Cara lainnya untuk membedakan kain batik asli dengan printing batik adalah melihat sisa pewarnaan. Biasanya bisa terlihat di tepian kain batik. "Kalau batik tulis atau batik cap itu ada garis-garisnya. Detail itu di belakangnya tembus ke belakang. Jadi meskipun printingnya dibuat sejelek mungkin, depan dan belakang pasti beda," imbuhnya.

 

 

Di Mana Paling Banyak Dijual Printing Motif Batik?

Cara terakhir adalah dengan memperhatikan motifnya. Batik yang asli bisanya motifnya tidak akan sama persis satu dan lainnya, berbeda dengan printing batik yang cenderung mirip. Kalau pun dibuat dengan teknik cap, pasti akan ditemukan perbedaan. "Mungkin ada bagian pinggirnya yang terlalu datar, terlalu banyak, masih ada lilin malamnya, sedangkan bagian lain enggak.
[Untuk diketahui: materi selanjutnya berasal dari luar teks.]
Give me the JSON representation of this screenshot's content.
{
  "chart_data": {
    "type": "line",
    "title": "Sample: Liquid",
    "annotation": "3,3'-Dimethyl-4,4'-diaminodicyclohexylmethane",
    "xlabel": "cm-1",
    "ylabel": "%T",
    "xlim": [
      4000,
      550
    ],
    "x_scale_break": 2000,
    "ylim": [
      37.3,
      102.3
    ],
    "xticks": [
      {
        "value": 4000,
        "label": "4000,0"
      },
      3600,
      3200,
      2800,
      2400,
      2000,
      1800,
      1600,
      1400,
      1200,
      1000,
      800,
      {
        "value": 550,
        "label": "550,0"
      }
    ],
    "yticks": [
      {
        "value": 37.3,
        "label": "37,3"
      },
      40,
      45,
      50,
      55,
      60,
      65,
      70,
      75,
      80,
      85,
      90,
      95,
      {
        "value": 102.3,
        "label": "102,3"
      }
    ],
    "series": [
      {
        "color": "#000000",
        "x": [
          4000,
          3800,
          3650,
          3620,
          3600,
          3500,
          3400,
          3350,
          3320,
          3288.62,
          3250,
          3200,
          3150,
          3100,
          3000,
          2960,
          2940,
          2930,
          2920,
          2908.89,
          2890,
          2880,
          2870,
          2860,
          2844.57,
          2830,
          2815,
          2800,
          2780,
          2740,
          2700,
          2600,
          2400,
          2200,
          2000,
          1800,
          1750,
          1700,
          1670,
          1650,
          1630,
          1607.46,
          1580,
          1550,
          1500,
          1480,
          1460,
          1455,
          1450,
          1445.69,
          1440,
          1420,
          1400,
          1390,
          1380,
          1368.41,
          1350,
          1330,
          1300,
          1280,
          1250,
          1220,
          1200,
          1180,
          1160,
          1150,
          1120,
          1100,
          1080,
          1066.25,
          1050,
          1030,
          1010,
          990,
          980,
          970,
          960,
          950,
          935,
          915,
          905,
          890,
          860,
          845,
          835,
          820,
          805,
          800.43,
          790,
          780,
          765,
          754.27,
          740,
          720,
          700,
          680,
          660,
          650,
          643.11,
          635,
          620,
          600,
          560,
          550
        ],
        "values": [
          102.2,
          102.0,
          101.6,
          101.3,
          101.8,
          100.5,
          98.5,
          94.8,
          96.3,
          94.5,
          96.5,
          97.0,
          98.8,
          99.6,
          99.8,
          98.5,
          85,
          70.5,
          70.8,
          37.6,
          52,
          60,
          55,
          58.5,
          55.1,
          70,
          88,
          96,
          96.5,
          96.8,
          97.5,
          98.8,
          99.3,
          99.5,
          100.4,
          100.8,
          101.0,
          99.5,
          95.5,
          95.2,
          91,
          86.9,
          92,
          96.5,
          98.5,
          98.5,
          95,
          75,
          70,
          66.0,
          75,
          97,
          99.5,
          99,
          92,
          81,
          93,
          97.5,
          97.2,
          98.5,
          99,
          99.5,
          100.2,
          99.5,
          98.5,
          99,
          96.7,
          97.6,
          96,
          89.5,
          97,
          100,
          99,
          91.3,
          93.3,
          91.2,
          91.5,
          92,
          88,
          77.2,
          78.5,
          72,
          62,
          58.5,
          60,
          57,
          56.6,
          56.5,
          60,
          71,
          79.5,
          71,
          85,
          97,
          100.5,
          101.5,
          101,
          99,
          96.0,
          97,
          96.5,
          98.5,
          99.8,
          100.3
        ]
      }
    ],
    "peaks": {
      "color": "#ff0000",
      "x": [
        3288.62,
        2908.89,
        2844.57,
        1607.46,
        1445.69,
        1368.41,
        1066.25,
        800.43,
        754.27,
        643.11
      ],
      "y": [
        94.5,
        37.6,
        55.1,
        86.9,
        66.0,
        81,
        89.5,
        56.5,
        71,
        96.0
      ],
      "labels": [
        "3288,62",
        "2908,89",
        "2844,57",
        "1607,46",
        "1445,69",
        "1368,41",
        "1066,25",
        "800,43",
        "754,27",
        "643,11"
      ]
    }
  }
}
Jadi, enggak konsisten."

Lalu, di mana daerah yang paling banyak ditemukan produk printing motif batik dengan kualitas super itu di Indonesia? "Jogja paling banyak. Jogja itu kota batik, tapi printing di Jogja itu banyak banget," ucapnya seraya menyebut hal itu berdasarkan riset yang dilakukan oleh pihak museum.

Sebagai alternatif membeli batik, ia menyarankan ke sentra batik di daerah pesisir, seperti Lasem, Tuban, dan Madura. Ia menyebut pembeli masih bisa memperoleh batik tulis dengan harga sekitar Rp200 ribu di daerah tersebut. Tentu, motifnya lebih sederhana dengan satu warna saja. 

 

Seputar Logo Batikmark

Di sisi lain, pemerintah punya cara untuk melindungi produk batik asli dari produk KW dengan sertifikasi dan batikmark. Batikmark bertuliskan Batik Indonesia adalah tanda resmi keaslian batik Indonesia yang dikeluarkan Kemenperin.

Melansir situs web kementerian tersebut, Selasa, 28 Oktober 2025, logo ini hanya boleh digunakan industri batik yang telah memperoleh sertifikat Batikmark sesuai Peraturan Menteri Perindustrian RI No. 74/M-IND/PER/9/2007. Dalam penerapannya, logo Batikmark dapat dibuat sendiri oleh perusahaan.

Logo tersebut dicantumkan pada produk kain batik, produk turunan batik, maupun kemasannya. Pastikan logo dilengkapi Nomor Sertifikat Penggunaan Batikmark (BMI) dan menggunakan warna dasar hitam, dengan warna logo yang menunjukkan jenis batik: emas untuk batik tulis, putih untuk batik cap, serta perak untuk batik kombinasi cap dan tulis.